Jake nodded against him, his hands clutching the back of Sunghoon’s shirt. "Okay. No one. Just you. I just want you."
Sunghoon pulled back just enough to look at him, his thumb catching a stray tear on Jake’s cheek. His expression was still intense, still slightly terrifying, but the ice had melted into something far more dangerous: hope.
"We still have thirty six months until the deadline," Sunghoon murmured, his gaze dropping to Jake’s lips again. "But I don't think I can wait that long to start."
Before Jake could ask what he meant, Sunghoon’s hand slid from his cheek to the back of his neck, tilting his head back. He didn't ask; he just took. The kiss was desperate and long overdue, tasting of wine and years of repressed longing. It was the feeling of a clock finally stopping.
The wet slide of his lips against sunghoon's shattered him, and he whimpered, dizzy and stunned at the taste and the feel of lips against his own.
Jake swayed forward, his chest pressing against sunghoon’s chest, melting against him, melting into the kiss, as he felt sunghoon's fingers at the back of his neck twitching against his skin.
Sunghoon bit his bottom lip gently before giving it an apologetic lick.

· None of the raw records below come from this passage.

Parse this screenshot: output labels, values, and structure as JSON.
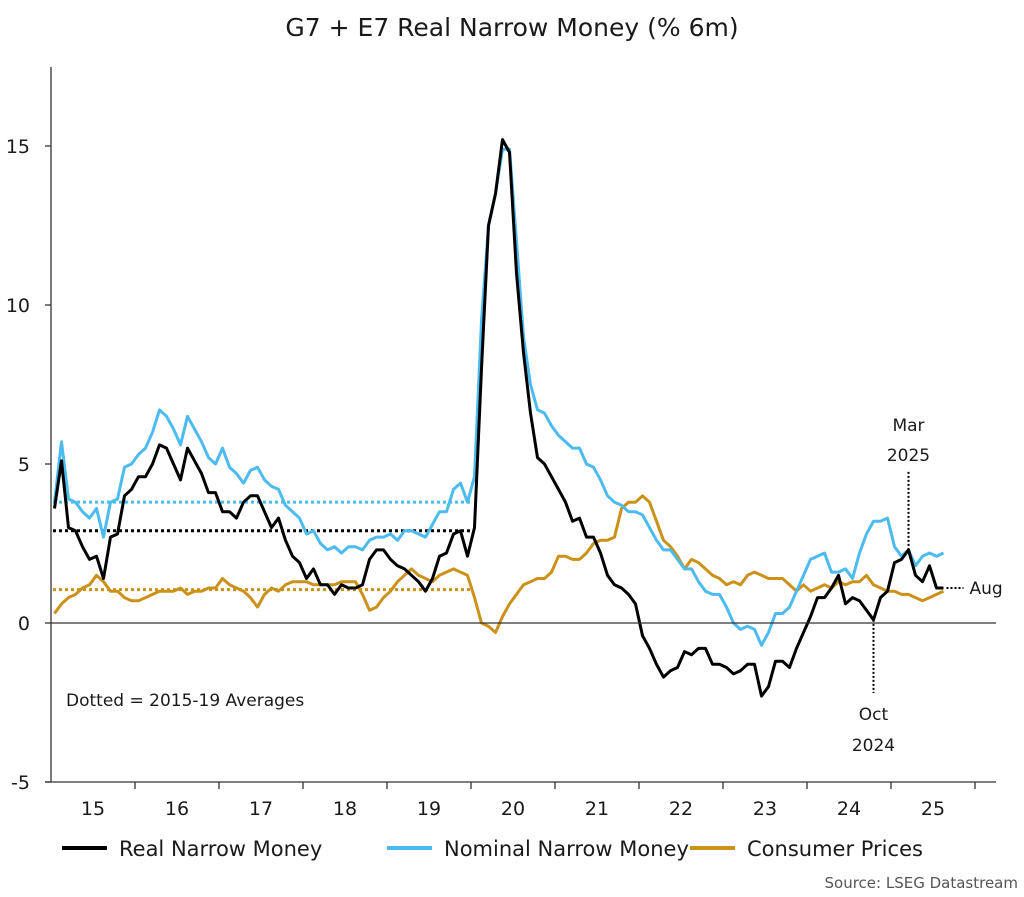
{
  "chart_data": {
    "type": "line",
    "title": "G7 + E7 Real Narrow Money (% 6m)",
    "xlabel": "",
    "ylabel": "",
    "x_start": "2015-01",
    "x_end": "2025-08",
    "frequency": "monthly",
    "ylim": [
      -5,
      17.5
    ],
    "yticks": [
      -5,
      0,
      5,
      10,
      15
    ],
    "ytick_labels": [
      "-5",
      "0",
      "5",
      "10",
      "15"
    ],
    "xtick_labels": [
      "15",
      "16",
      "17",
      "18",
      "19",
      "20",
      "21",
      "22",
      "23",
      "24",
      "25"
    ],
    "grid": false,
    "legend_position": "bottom",
    "series": [
      {
        "name": "Real Narrow Money",
        "color": "#000000",
        "average_2015_19": 2.9,
        "values": [
          3.6,
          5.1,
          3.0,
          2.9,
          2.4,
          2.0,
          2.1,
          1.4,
          2.7,
          2.8,
          4.0,
          4.2,
          4.6,
          4.6,
          5.0,
          5.6,
          5.5,
          5.0,
          4.5,
          5.5,
          5.1,
          4.7,
          4.1,
          4.1,
          3.5,
          3.5,
          3.3,
          3.8,
          4.0,
          4.0,
          3.5,
          3.0,
          3.3,
          2.6,
          2.1,
          1.9,
          1.4,
          1.7,
          1.2,
          1.2,
          0.9,
          1.2,
          1.1,
          1.1,
          1.2,
          2.0,
          2.3,
          2.3,
          2.0,
          1.8,
          1.7,
          1.5,
          1.3,
          1.0,
          1.4,
          2.1,
          2.2,
          2.8,
          2.9,
          2.1,
          3.0,
          8.0,
          12.5,
          13.5,
          15.2,
          14.8,
          11.0,
          8.5,
          6.6,
          5.2,
          5.0,
          4.6,
          4.2,
          3.8,
          3.2,
          3.3,
          2.7,
          2.7,
          2.2,
          1.5,
          1.2,
          1.1,
          0.9,
          0.6,
          -0.4,
          -0.8,
          -1.3,
          -1.7,
          -1.5,
          -1.4,
          -0.9,
          -1.0,
          -0.8,
          -0.8,
          -1.3,
          -1.3,
          -1.4,
          -1.6,
          -1.5,
          -1.3,
          -1.3,
          -2.3,
          -2.0,
          -1.2,
          -1.2,
          -1.4,
          -0.8,
          -0.3,
          0.2,
          0.8,
          0.8,
          1.1,
          1.5,
          0.6,
          0.8,
          0.7,
          0.4,
          0.1,
          0.8,
          1.0,
          1.9,
          2.0,
          2.3,
          1.5,
          1.3,
          1.8,
          1.1,
          1.1
        ]
      },
      {
        "name": "Nominal Narrow Money",
        "color": "#4bbbf0",
        "average_2015_19": 3.8,
        "values": [
          3.8,
          5.7,
          3.9,
          3.8,
          3.5,
          3.3,
          3.6,
          2.7,
          3.8,
          3.9,
          4.9,
          5.0,
          5.3,
          5.5,
          6.0,
          6.7,
          6.5,
          6.1,
          5.6,
          6.5,
          6.1,
          5.7,
          5.2,
          5.0,
          5.5,
          4.9,
          4.7,
          4.4,
          4.8,
          4.9,
          4.5,
          4.3,
          4.2,
          3.7,
          3.5,
          3.3,
          2.8,
          2.9,
          2.5,
          2.3,
          2.4,
          2.2,
          2.4,
          2.4,
          2.3,
          2.6,
          2.7,
          2.7,
          2.8,
          2.6,
          2.9,
          2.9,
          2.8,
          2.7,
          3.1,
          3.5,
          3.5,
          4.2,
          4.4,
          3.8,
          4.6,
          9.5,
          12.5,
          13.5,
          14.9,
          14.9,
          12.0,
          9.0,
          7.5,
          6.7,
          6.6,
          6.2,
          5.9,
          5.7,
          5.5,
          5.5,
          5.0,
          4.9,
          4.5,
          4.0,
          3.8,
          3.7,
          3.5,
          3.5,
          3.4,
          3.0,
          2.6,
          2.3,
          2.3,
          2.0,
          1.7,
          1.7,
          1.3,
          1.0,
          0.9,
          0.9,
          0.5,
          0.0,
          -0.2,
          -0.1,
          -0.2,
          -0.7,
          -0.3,
          0.3,
          0.3,
          0.5,
          1.0,
          1.5,
          2.0,
          2.1,
          2.2,
          1.6,
          1.6,
          1.7,
          1.4,
          2.2,
          2.8,
          3.2,
          3.2,
          3.3,
          2.4,
          2.1,
          2.3,
          1.8,
          2.1,
          2.2,
          2.1,
          2.2
        ]
      },
      {
        "name": "Consumer Prices",
        "color": "#cc9118",
        "average_2015_19": 1.05,
        "values": [
          0.3,
          0.6,
          0.8,
          0.9,
          1.1,
          1.2,
          1.5,
          1.3,
          1.0,
          1.0,
          0.8,
          0.7,
          0.7,
          0.8,
          0.9,
          1.0,
          1.0,
          1.0,
          1.1,
          0.9,
          1.0,
          1.0,
          1.1,
          1.1,
          1.4,
          1.2,
          1.1,
          1.0,
          0.8,
          0.5,
          0.9,
          1.1,
          1.0,
          1.2,
          1.3,
          1.3,
          1.3,
          1.2,
          1.2,
          1.2,
          1.2,
          1.3,
          1.3,
          1.3,
          0.9,
          0.4,
          0.5,
          0.8,
          1.0,
          1.3,
          1.5,
          1.7,
          1.5,
          1.4,
          1.3,
          1.5,
          1.6,
          1.7,
          1.6,
          1.5,
          0.8,
          0.0,
          -0.1,
          -0.3,
          0.2,
          0.6,
          0.9,
          1.2,
          1.3,
          1.4,
          1.4,
          1.6,
          2.1,
          2.1,
          2.0,
          2.0,
          2.2,
          2.5,
          2.6,
          2.6,
          2.7,
          3.6,
          3.8,
          3.8,
          4.0,
          3.8,
          3.2,
          2.6,
          2.4,
          2.1,
          1.7,
          2.0,
          1.9,
          1.7,
          1.5,
          1.4,
          1.2,
          1.3,
          1.2,
          1.5,
          1.6,
          1.5,
          1.4,
          1.4,
          1.4,
          1.2,
          1.0,
          1.2,
          1.0,
          1.1,
          1.2,
          1.1,
          1.3,
          1.2,
          1.3,
          1.3,
          1.5,
          1.2,
          1.1,
          1.0,
          1.0,
          0.9,
          0.9,
          0.8,
          0.7,
          0.8,
          0.9,
          1.0
        ]
      }
    ],
    "annotations": [
      {
        "text": "Dotted = 2015-19 Averages",
        "x": "2015-02",
        "y": -2.4
      },
      {
        "text_lines": [
          "Mar",
          "2025"
        ],
        "date": "2025-03",
        "series": "Real Narrow Money",
        "placement": "above"
      },
      {
        "text_lines": [
          "Oct",
          "2024"
        ],
        "date": "2024-10",
        "series": "Real Narrow Money",
        "placement": "below"
      },
      {
        "text": "Aug",
        "date": "2025-08",
        "series": "Real Narrow Money",
        "placement": "right"
      }
    ],
    "source": "Source: LSEG Datastream"
  }
}
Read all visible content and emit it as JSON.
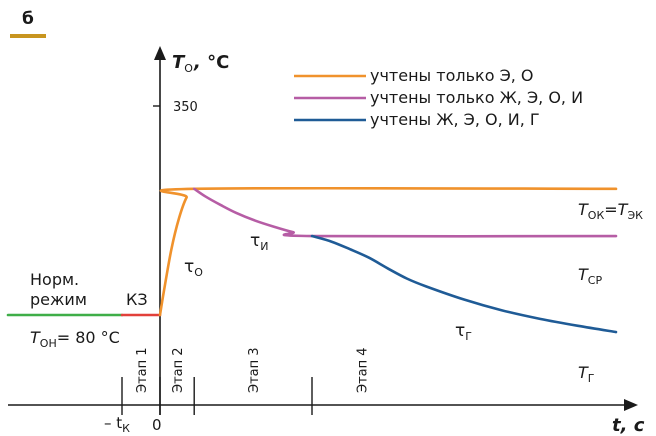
{
  "panel_letter": "б",
  "colors": {
    "orange": "#f0922c",
    "purple": "#b65da5",
    "blue": "#1f5b96",
    "green": "#3fae48",
    "red": "#e2403a",
    "panel_bar": "#c8951f",
    "axis": "#1a1a1a"
  },
  "chart_data": {
    "type": "line",
    "x_axis": {
      "label": "t",
      "unit": "с"
    },
    "y_axis": {
      "label_main": "T",
      "label_sub": "О",
      "unit": "°С"
    },
    "y_ticks": [
      {
        "value": 350,
        "label": "350"
      }
    ],
    "x_ticks": [
      {
        "label_pre": "– t",
        "label_sub": "К",
        "t": -1.0
      },
      {
        "label_pre": "0",
        "label_sub": "",
        "t": 0.0
      }
    ],
    "stage_boundaries": [
      -1.0,
      0.0,
      0.9,
      4.0
    ],
    "stages": [
      {
        "label": "Этап 1",
        "t": -0.5
      },
      {
        "label": "Этап 2",
        "t": 0.45
      },
      {
        "label": "Этап 3",
        "t": 2.45
      },
      {
        "label": "Этап 4",
        "t": 5.3
      }
    ],
    "x_range": [
      -4.0,
      12.5
    ],
    "y_range": [
      0,
      400
    ],
    "series": [
      {
        "key": "normal",
        "color_key": "green",
        "points": [
          [
            -4.0,
            80
          ],
          [
            -1.0,
            80
          ]
        ]
      },
      {
        "key": "short",
        "color_key": "red",
        "points": [
          [
            -1.0,
            80
          ],
          [
            0.0,
            80
          ]
        ]
      },
      {
        "name": "учтены только Э, О",
        "color_key": "orange",
        "points": [
          [
            0.0,
            80
          ],
          [
            0.1,
            110
          ],
          [
            0.3,
            165
          ],
          [
            0.5,
            205
          ],
          [
            0.7,
            232
          ],
          [
            0.9,
            243
          ],
          [
            12.0,
            243
          ]
        ]
      },
      {
        "name": "учтены только Ж, Э, О, И",
        "color_key": "purple",
        "points": [
          [
            0.9,
            243
          ],
          [
            1.2,
            233
          ],
          [
            1.6,
            222
          ],
          [
            2.0,
            212
          ],
          [
            2.5,
            202
          ],
          [
            3.0,
            194
          ],
          [
            3.5,
            187
          ],
          [
            4.0,
            182
          ],
          [
            12.0,
            182
          ]
        ]
      },
      {
        "name": "учтены Ж, Э, О, И, Г",
        "color_key": "blue",
        "points": [
          [
            4.0,
            182
          ],
          [
            4.5,
            175
          ],
          [
            5.0,
            165
          ],
          [
            5.5,
            154
          ],
          [
            6.0,
            140
          ],
          [
            6.5,
            127
          ],
          [
            7.0,
            117
          ],
          [
            8.0,
            100
          ],
          [
            9.0,
            86
          ],
          [
            10.0,
            75
          ],
          [
            11.0,
            66
          ],
          [
            12.0,
            58
          ]
        ]
      }
    ],
    "annotations": {
      "norm_line1": "Норм.",
      "norm_line2": "режим",
      "kz": "КЗ",
      "ton_main": "T",
      "ton_sub": "ОН",
      "ton_value": "= 80 °С",
      "tau_o_main": "τ",
      "tau_o_sub": "О",
      "tau_i_main": "τ",
      "tau_i_sub": "И",
      "tau_g_main": "τ",
      "tau_g_sub": "Г",
      "tok_main": "T",
      "tok_sub": "ОК",
      "tok_eq": "=",
      "tek_main": "T",
      "tek_sub": "ЭК",
      "tcp_main": "T",
      "tcp_sub": "СР",
      "tg_main": "T",
      "tg_sub": "Г"
    }
  }
}
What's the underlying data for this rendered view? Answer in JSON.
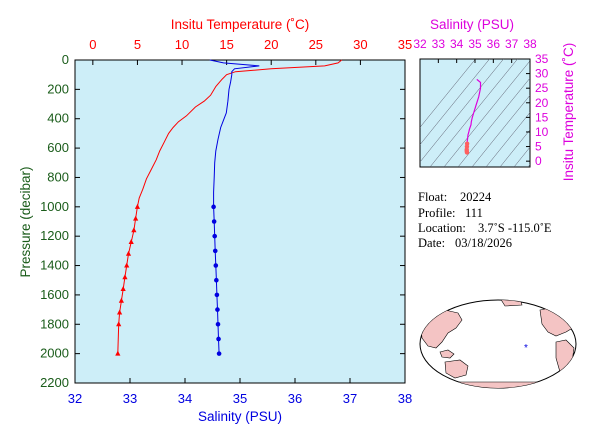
{
  "colors": {
    "temperature": "#ff0000",
    "salinity": "#0000e0",
    "pressure_axis": "#1a5c1a",
    "ts_salinity_axis": "#dd00dd",
    "plot_bg": "#cdeef8",
    "land": "#f4c4c4",
    "ocean": "#ffffff"
  },
  "chart_data": [
    {
      "type": "line",
      "xlabel_top": "Insitu Temperature (˚C)",
      "xlabel_bottom": "Salinity (PSU)",
      "ylabel": "Pressure (decibar)",
      "y_ticks": [
        "0",
        "200",
        "400",
        "600",
        "800",
        "1000",
        "1200",
        "1400",
        "1600",
        "1800",
        "2000",
        "2200"
      ],
      "temp_ticks": [
        "0",
        "5",
        "10",
        "15",
        "20",
        "25",
        "30",
        "35"
      ],
      "sal_ticks": [
        "32",
        "33",
        "34",
        "35",
        "36",
        "37",
        "38"
      ],
      "ylim": [
        0,
        2200
      ],
      "temp_lim": [
        -2,
        35
      ],
      "sal_lim": [
        32,
        38
      ],
      "series": [
        {
          "name": "",
          "variable": "temperature",
          "x": [
            27.9,
            27.5,
            26.0,
            20.0,
            16.0,
            15.0,
            14.5,
            13.8,
            13.2,
            12.5,
            11.5,
            10.5,
            9.6,
            9.0,
            8.5,
            8.0,
            7.5,
            7.1,
            6.6,
            6.0,
            5.6,
            5.2,
            5.0,
            4.8,
            4.6,
            4.3,
            4.0,
            3.8,
            3.6,
            3.4,
            3.2,
            3.0,
            2.9,
            2.8
          ],
          "y": [
            0,
            20,
            40,
            60,
            80,
            100,
            130,
            180,
            240,
            280,
            320,
            380,
            420,
            460,
            500,
            560,
            620,
            680,
            740,
            810,
            880,
            940,
            1000,
            1080,
            1160,
            1240,
            1320,
            1400,
            1480,
            1560,
            1640,
            1720,
            1800,
            2000
          ]
        },
        {
          "name": "",
          "variable": "salinity",
          "x": [
            34.45,
            34.7,
            35.35,
            34.9,
            34.85,
            34.85,
            34.83,
            34.8,
            34.78,
            34.75,
            34.7,
            34.65,
            34.6,
            34.56,
            34.54,
            34.53,
            34.52,
            34.52,
            34.53,
            34.54,
            34.55,
            34.56,
            34.57,
            34.58,
            34.59,
            34.6,
            34.61,
            34.62
          ],
          "y": [
            0,
            20,
            40,
            60,
            80,
            100,
            150,
            200,
            280,
            360,
            410,
            460,
            540,
            620,
            700,
            800,
            900,
            1000,
            1100,
            1200,
            1300,
            1400,
            1500,
            1600,
            1700,
            1800,
            1900,
            2000
          ]
        }
      ]
    },
    {
      "type": "scatter",
      "xlabel": "Salinity (PSU)",
      "ylabel": "Insitu Temperature (˚C)",
      "x_ticks": [
        "32",
        "33",
        "34",
        "35",
        "36",
        "37",
        "38"
      ],
      "y_ticks": [
        "0",
        "5",
        "10",
        "15",
        "20",
        "25",
        "30",
        "35"
      ],
      "xlim": [
        32,
        38
      ],
      "ylim": [
        -2,
        35
      ],
      "series": [
        {
          "name": "",
          "x": [
            35.1,
            35.3,
            35.3,
            35.2,
            35.05,
            34.95,
            34.85,
            34.8,
            34.78,
            34.7,
            34.66,
            34.62,
            34.6,
            34.58,
            34.57,
            34.56,
            34.55,
            34.55,
            34.56
          ],
          "y": [
            28.0,
            27.0,
            25.0,
            22.0,
            19.0,
            17.0,
            15.0,
            13.5,
            12.5,
            11.0,
            10.0,
            9.0,
            8.0,
            7.0,
            6.0,
            5.0,
            4.0,
            3.5,
            3.0
          ]
        }
      ]
    }
  ],
  "float_info": {
    "float_label": "Float:",
    "float_value": "20224",
    "profile_label": "Profile:",
    "profile_value": "111",
    "location_label": "Location:",
    "location_value": "3.7˚S  -115.0˚E",
    "date_label": "Date:",
    "date_value": "03/18/2026"
  },
  "map": {
    "marker": "*"
  }
}
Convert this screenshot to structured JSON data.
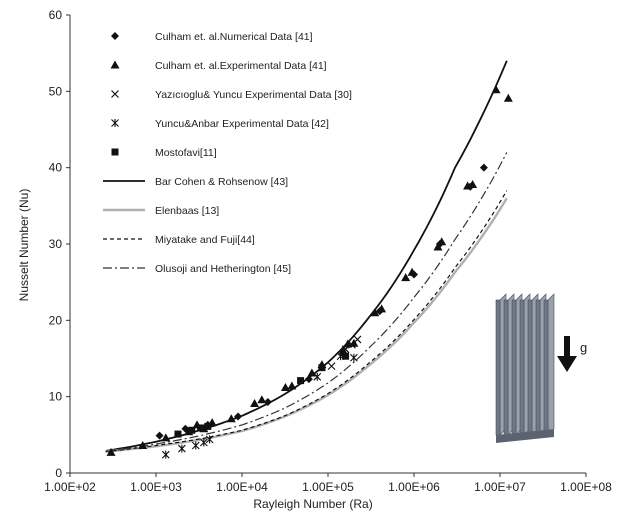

Jake gave a low sound, enough like a moan that Sunghoon chased after, coaxing Jake's mouth open as his tongue slipped into Jake's mouth.
When Sunghoon finally pulled away, his eyes were blown wide, his breathing heavy. "The cabin," he rasped. "Let's go Tomorrow. Just us."
Jake could only nod, his lips tingling, his mind finally, mercifully quiet. He realized then that Sunghoon hadn't just been waiting for the deadline. He’d been waiting for Jake to finally see the home that had already been built for him.